How do you orchestrate this if you are the Fed? Take away all other investment options.

Investors(especially senior citizens) are desperate for yield. Many of the elderly depend on it. By dropping rates to zero, the Fed has wiped out CD's, money markets, and treasuries as solid yielding investment options.

This essentially forces both the public and fund managers into buying stocks and junk bonds in a desperate chase for yield because the "safe" investments pay them nothing.

Just like the housing bubble: The higher the market goes the more people get sucked in like any other Ponzi scheme.

Eventually, the bubble turns into a euphoria where investors can't get enough until the music stops(which it always does)..

I am not sure if we are into the euphoria stage yet but one thing is for sure: Bubbles never end well.

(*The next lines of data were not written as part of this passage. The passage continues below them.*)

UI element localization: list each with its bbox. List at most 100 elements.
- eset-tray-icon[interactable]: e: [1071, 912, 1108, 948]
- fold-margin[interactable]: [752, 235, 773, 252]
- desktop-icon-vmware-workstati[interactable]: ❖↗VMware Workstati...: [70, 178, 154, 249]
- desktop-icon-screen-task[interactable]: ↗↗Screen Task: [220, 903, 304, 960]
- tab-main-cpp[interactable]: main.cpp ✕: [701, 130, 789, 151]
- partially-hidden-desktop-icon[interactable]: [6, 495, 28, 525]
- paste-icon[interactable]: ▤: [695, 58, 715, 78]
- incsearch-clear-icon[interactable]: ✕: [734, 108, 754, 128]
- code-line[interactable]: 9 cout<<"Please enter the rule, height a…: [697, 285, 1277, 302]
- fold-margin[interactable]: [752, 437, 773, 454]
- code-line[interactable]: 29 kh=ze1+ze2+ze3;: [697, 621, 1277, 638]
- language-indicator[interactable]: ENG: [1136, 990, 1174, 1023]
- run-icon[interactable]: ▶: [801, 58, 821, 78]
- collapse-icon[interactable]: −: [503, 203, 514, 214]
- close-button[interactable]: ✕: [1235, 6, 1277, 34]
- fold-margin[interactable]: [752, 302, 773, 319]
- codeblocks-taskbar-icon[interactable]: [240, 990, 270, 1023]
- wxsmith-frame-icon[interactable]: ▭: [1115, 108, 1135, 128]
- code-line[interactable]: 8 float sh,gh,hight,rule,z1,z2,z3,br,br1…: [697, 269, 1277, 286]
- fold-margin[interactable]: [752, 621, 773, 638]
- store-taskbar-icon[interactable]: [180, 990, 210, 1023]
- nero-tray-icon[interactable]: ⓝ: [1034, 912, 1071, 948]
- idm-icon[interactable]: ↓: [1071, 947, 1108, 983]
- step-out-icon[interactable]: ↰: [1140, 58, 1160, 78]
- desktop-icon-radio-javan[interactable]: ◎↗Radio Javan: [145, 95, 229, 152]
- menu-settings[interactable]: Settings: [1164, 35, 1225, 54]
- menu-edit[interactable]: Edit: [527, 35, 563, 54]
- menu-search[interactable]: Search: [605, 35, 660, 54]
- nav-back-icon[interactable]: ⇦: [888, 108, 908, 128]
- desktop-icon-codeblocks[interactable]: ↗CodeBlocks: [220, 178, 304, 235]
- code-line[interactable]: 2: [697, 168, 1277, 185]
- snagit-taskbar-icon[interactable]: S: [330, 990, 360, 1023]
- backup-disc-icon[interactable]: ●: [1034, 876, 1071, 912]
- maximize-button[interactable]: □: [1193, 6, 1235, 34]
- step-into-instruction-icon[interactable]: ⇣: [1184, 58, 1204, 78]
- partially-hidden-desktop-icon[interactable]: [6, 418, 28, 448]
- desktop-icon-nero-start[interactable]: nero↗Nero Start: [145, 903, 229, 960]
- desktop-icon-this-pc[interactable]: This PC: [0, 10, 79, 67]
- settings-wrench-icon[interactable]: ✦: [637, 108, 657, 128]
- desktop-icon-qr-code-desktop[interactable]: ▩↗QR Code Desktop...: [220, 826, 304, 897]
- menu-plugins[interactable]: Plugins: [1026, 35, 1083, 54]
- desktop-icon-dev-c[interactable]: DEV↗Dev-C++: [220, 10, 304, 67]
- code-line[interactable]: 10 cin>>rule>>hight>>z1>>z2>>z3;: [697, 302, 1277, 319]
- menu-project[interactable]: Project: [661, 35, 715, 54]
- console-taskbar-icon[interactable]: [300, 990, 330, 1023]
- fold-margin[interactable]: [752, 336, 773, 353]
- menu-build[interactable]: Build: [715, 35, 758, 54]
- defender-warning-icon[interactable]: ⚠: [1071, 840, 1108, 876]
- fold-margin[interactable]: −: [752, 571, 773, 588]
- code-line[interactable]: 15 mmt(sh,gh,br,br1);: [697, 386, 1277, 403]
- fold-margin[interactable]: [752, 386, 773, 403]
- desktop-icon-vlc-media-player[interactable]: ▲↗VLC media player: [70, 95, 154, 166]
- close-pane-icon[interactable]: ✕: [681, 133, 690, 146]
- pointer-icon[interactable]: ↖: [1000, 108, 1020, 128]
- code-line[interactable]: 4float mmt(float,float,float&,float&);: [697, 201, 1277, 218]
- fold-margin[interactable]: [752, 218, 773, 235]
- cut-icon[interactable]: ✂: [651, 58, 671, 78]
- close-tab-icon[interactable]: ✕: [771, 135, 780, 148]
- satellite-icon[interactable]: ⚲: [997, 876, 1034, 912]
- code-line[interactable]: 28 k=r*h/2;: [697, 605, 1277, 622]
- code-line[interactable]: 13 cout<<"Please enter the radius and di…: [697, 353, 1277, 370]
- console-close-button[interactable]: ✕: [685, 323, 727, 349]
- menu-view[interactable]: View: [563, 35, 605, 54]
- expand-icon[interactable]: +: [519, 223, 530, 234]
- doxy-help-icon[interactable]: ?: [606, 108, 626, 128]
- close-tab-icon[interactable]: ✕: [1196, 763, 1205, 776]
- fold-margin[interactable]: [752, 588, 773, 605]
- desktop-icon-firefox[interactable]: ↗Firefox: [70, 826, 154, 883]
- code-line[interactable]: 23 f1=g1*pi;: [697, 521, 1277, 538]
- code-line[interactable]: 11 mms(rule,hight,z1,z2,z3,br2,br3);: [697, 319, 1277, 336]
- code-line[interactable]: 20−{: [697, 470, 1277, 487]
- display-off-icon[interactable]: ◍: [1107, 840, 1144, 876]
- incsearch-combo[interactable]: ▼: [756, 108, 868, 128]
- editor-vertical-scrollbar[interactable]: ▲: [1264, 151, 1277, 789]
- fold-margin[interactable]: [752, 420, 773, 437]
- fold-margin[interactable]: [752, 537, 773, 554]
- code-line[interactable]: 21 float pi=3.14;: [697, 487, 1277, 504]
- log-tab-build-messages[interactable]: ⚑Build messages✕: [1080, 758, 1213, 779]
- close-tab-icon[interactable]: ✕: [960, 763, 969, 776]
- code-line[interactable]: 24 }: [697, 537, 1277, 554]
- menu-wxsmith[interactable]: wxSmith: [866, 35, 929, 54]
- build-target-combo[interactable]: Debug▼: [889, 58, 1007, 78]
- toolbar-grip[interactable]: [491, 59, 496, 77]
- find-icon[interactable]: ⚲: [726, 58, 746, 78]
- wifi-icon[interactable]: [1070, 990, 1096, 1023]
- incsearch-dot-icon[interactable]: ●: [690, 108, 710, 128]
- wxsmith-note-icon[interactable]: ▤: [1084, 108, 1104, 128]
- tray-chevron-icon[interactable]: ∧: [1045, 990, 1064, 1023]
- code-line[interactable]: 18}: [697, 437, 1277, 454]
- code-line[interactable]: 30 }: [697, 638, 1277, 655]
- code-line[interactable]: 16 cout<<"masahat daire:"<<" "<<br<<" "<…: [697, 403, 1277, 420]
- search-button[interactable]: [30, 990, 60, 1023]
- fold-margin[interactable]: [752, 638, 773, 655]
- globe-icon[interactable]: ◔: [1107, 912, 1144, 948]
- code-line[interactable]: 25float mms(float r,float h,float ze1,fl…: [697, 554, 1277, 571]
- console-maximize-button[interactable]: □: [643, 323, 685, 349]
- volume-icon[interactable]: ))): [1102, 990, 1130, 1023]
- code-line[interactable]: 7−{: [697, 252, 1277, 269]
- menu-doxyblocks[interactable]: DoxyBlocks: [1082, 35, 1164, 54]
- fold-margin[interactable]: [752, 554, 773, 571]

I find at sad that investors are forced to throw their retirement portfolio into a bipolar market that soars and crashes ever few years.

Just look at the s&p 500 over the past decade or so:



My Take:

Markets aren't supposed to look like this! I believe the rally we have seen in 2009 wouldn't have been nearly as strong if CD rates were at 5% like they have been historically.

Investing in a zero interest rate environment has now changed the whole game. It turns the market essentially into a speculative casino where investors desperately try to find returns.

I bet if you took a poll: 80% would tell you that they hate investing in an environment like this where they are forced to take huge risk in order to find return.

I know it aggrevates the heck out of me.

Who in the hell wants to work all their lives and put their life savings into something that resembles Space Mountain at Disney World? The average person in this country doesn't want to invest in a roller coaster ride that gives them nothing but a couple heart attacks and zero returns when it is all said and done.

The Fed's policies however tell you that they could care less about the average person in this country. It's all about taking care of their Wall St. buddies.

The Bottom Line

I don't know where we are in this bubble but one thing I do know is this:

Buying stocks because there are no other options versus buying them based on valuations is a recipe for disaster.

When was the last time you heard about P/E values on CNBC? Been weeks since I have heard them talk about it. Hell, they probably can't even figure out the real P/E valuations because their is so much crap that's sitting on so many corporate balance sheets that's not being accounted for because of fictitious accounting rules.

God only knows how many worthless bad loans remain valued at 100% on Bank of America's balance sheet.

Don't be fooled folks: Markets that are made ignoring fundamentals eventually end up getting torched.

To be fair and balanced are earnings up? Of course, but look what they are being compared to. The economy virtually stopped from Sept. 2008-March 2009. If you are an average company you should be beating earnings after downsizing and increasing productivity in response to the great recession!

The question is can it be maintained? The answer is No Way Jose IMO.

What's scary is the quarterly earnings are probably going to look good which is going to throw even more investors onto the train we like to call the stock market.

Like any other bubble, this one will blow too and when it does there will be no place to hide because the Fed has used all of it's ammo to create the currentequity bubble.

The way it will blow will be two fold:

- The mark to fantasy game ends and losses are realized.

- Interest rates march higher as the risk of default rises as we continue to play "hide the losses" from the Ponzi finance game that peaked with the housing bubble.

If you are long enjoy the ride but watch out for that cliff that lies straight ahead.